Contudo, a partir das premissas anteriores, foi-se além (e de forma equivocada, pensamos) ao ponto de restar plasmado no posicionamento (ao menos do relator) que regras legais, concatenadas com os princípios do contraditório e ampla defesa, imporiam sempre ao parquet falar por último.

Não pode ser assim, com o devido respeito. É que, no momento em que o recurso é exclusivo da defesa, entendemos que não se pode mais adotar o mesmo raciocínio até então desenvolvido. É dizer: se a pretensão está no desfazimento da decisão condenatória, o ataque (à sentença) agora é feito (apenas) pela defesa, não mais pela acusação (mediante a denúncia, acolhida pelo julgado, total ou parcialmente). A propósito, o ministro Carlos Britto, em seu voto no julgado em comento, bem apreendeu essa questão, quando disse que “a defesa tem de falar por último, senão não é defesa. A defesa pressupõe um ataque. Quem ataca tem precedência lógica na ordem dos acontecimentos, na ordem da conduta. Só se fala de defesa em função do ataque; só se fala de reação em função de ação; só se fala de contrabater em função de uma agressão; alguém bate e alguém vai contrabater, vai reagir. Então, é elementar, em processo penal, que o órgão de acusação fale primeiro e os advogados de defesa falem por último”.

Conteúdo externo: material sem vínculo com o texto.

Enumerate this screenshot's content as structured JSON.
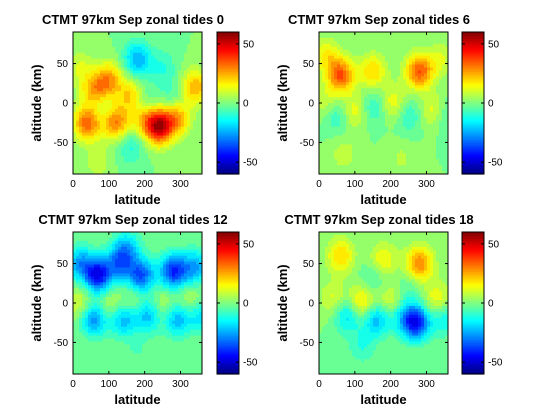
{
  "chart_data": [
    {
      "type": "heatmap",
      "title": "CTMT 97km Sep zonal tides 0",
      "xlabel": "latitude",
      "ylabel": "altitude (km)",
      "xlim": [
        0,
        360
      ],
      "ylim": [
        -90,
        90
      ],
      "xticks": [
        0,
        100,
        200,
        300
      ],
      "yticks": [
        50,
        0,
        -50
      ],
      "colorbar": {
        "min": -60,
        "max": 60,
        "ticks": [
          50,
          0,
          -50
        ]
      },
      "grid": false,
      "features": [
        {
          "x": 100,
          "y": 30,
          "value": 25
        },
        {
          "x": 180,
          "y": 55,
          "value": -25
        },
        {
          "x": 60,
          "y": 15,
          "value": 25
        },
        {
          "x": 160,
          "y": 10,
          "value": 20
        },
        {
          "x": 340,
          "y": 20,
          "value": 25
        },
        {
          "x": 240,
          "y": -30,
          "value": 50
        },
        {
          "x": 40,
          "y": -25,
          "value": 35
        },
        {
          "x": 120,
          "y": -25,
          "value": 30
        },
        {
          "x": 290,
          "y": -20,
          "value": 25
        },
        {
          "x": 200,
          "y": -20,
          "value": 20
        },
        {
          "x": 20,
          "y": 45,
          "value": 10
        },
        {
          "x": 250,
          "y": 45,
          "value": -10
        },
        {
          "x": 160,
          "y": -55,
          "value": -12
        },
        {
          "x": 70,
          "y": -5,
          "value": -8
        },
        {
          "x": 280,
          "y": 10,
          "value": -8
        },
        {
          "x": 200,
          "y": 0,
          "value": -10
        },
        {
          "x": 70,
          "y": -75,
          "value": 8
        }
      ]
    },
    {
      "type": "heatmap",
      "title": "CTMT 97km Sep zonal tides 6",
      "xlabel": "latitude",
      "ylabel": "altitude (km)",
      "xlim": [
        0,
        360
      ],
      "ylim": [
        -90,
        90
      ],
      "xticks": [
        0,
        100,
        200,
        300
      ],
      "yticks": [
        50,
        0,
        -50
      ],
      "colorbar": {
        "min": -60,
        "max": 60,
        "ticks": [
          50,
          0,
          -50
        ]
      },
      "grid": false,
      "features": [
        {
          "x": 60,
          "y": 35,
          "value": 35
        },
        {
          "x": 280,
          "y": 40,
          "value": 35
        },
        {
          "x": 150,
          "y": 40,
          "value": 20
        },
        {
          "x": 340,
          "y": 55,
          "value": 10
        },
        {
          "x": 20,
          "y": 60,
          "value": 15
        },
        {
          "x": 100,
          "y": -10,
          "value": 15
        },
        {
          "x": 210,
          "y": 0,
          "value": 15
        },
        {
          "x": 320,
          "y": -10,
          "value": 15
        },
        {
          "x": 20,
          "y": 0,
          "value": 10
        },
        {
          "x": 50,
          "y": -15,
          "value": -12
        },
        {
          "x": 150,
          "y": -5,
          "value": -12
        },
        {
          "x": 250,
          "y": -15,
          "value": -12
        },
        {
          "x": 350,
          "y": -15,
          "value": -10
        },
        {
          "x": 70,
          "y": -65,
          "value": 8
        },
        {
          "x": 230,
          "y": -70,
          "value": 6
        }
      ]
    },
    {
      "type": "heatmap",
      "title": "CTMT 97km Sep zonal tides 12",
      "xlabel": "latitude",
      "ylabel": "altitude (km)",
      "xlim": [
        0,
        360
      ],
      "ylim": [
        -90,
        90
      ],
      "xticks": [
        0,
        100,
        200,
        300
      ],
      "yticks": [
        50,
        0,
        -50
      ],
      "colorbar": {
        "min": -60,
        "max": 60,
        "ticks": [
          50,
          0,
          -50
        ]
      },
      "grid": false,
      "features": [
        {
          "x": 70,
          "y": 35,
          "value": -45
        },
        {
          "x": 190,
          "y": 35,
          "value": -35
        },
        {
          "x": 280,
          "y": 40,
          "value": -40
        },
        {
          "x": 130,
          "y": 50,
          "value": -28
        },
        {
          "x": 20,
          "y": 50,
          "value": -25
        },
        {
          "x": 340,
          "y": 45,
          "value": -25
        },
        {
          "x": 150,
          "y": 70,
          "value": -20
        },
        {
          "x": 20,
          "y": 0,
          "value": 12
        },
        {
          "x": 100,
          "y": -5,
          "value": 12
        },
        {
          "x": 170,
          "y": 0,
          "value": 10
        },
        {
          "x": 250,
          "y": -5,
          "value": 12
        },
        {
          "x": 330,
          "y": 0,
          "value": 12
        },
        {
          "x": 60,
          "y": -20,
          "value": -30
        },
        {
          "x": 140,
          "y": -20,
          "value": -25
        },
        {
          "x": 210,
          "y": -15,
          "value": -25
        },
        {
          "x": 290,
          "y": -20,
          "value": -25
        },
        {
          "x": 355,
          "y": -15,
          "value": -20
        },
        {
          "x": 180,
          "y": -60,
          "value": -5
        }
      ]
    },
    {
      "type": "heatmap",
      "title": "CTMT 97km Sep zonal tides 18",
      "xlabel": "latitude",
      "ylabel": "altitude (km)",
      "xlim": [
        0,
        360
      ],
      "ylim": [
        -90,
        90
      ],
      "xticks": [
        0,
        100,
        200,
        300
      ],
      "yticks": [
        50,
        0,
        -50
      ],
      "colorbar": {
        "min": -60,
        "max": 60,
        "ticks": [
          50,
          0,
          -50
        ]
      },
      "grid": false,
      "features": [
        {
          "x": 280,
          "y": 50,
          "value": 30
        },
        {
          "x": 60,
          "y": 60,
          "value": 20
        },
        {
          "x": 180,
          "y": 55,
          "value": 15
        },
        {
          "x": 120,
          "y": 0,
          "value": 22
        },
        {
          "x": 200,
          "y": 0,
          "value": 15
        },
        {
          "x": 40,
          "y": 5,
          "value": 12
        },
        {
          "x": 330,
          "y": 5,
          "value": 15
        },
        {
          "x": 270,
          "y": -25,
          "value": -45
        },
        {
          "x": 160,
          "y": -20,
          "value": -25
        },
        {
          "x": 80,
          "y": -15,
          "value": -20
        },
        {
          "x": 230,
          "y": -15,
          "value": -15
        },
        {
          "x": 350,
          "y": -20,
          "value": -15
        },
        {
          "x": 150,
          "y": 30,
          "value": -8
        },
        {
          "x": 120,
          "y": -55,
          "value": -10
        },
        {
          "x": 250,
          "y": 20,
          "value": -6
        }
      ]
    }
  ]
}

Em nossa interpretação, quando o recurso for exclusivo da defesa, sem desbordar em absolutamente nada do princípio do contraditório, a paridade de armas (par conditio) impõe que, neste caso, o Ministério Público tenha a oportunidade de contraditar o que pretende a defesa. O ataque não é mais do titular da ação penal, mas do réu (ou melhor, em favor do réu), que não concorda com a decisão exarada em seu desfavor. Noutras palavras, a defesa (ou quem recorre em seu favor) deverá, sim, falar por último, porque o que está em jogo, nesse momento, é a pretensão exclusiva da defesa, não mais da acusação, já atendida (é verdade que de forma provisória, mas atendida). A pretensão (à condenação, mesmo que parcial) não é mais acusatória, mas defensiva (nulidade, absolvição ou, se menos, redução da condenação). Querer que o Ministério Público fale sempre antes da defesa em hipótese de recurso exclusivo da defesa gerará necessidade de o parquet ter que adivinhar o que a defesa pretende desenvolver em sua defesa oral. Não lhe será permitido contraditar nada, mas tentar contraditar com base em meras conjecturas do que, efetivamente, poderá ser dito da tribuna ou eventualmente colocado no recurso em prol da defesa (não há de se esquecer: a sustentação oral é apenas um reforço ao recurso já posto nos autos). Uma inversão lógica das coisas, maxima venia. É dar-se armas diversas para partes, quebrando a paridade do (verdadeiro) devido processo legal e em prejuízo da acusação (art. 563, CPP).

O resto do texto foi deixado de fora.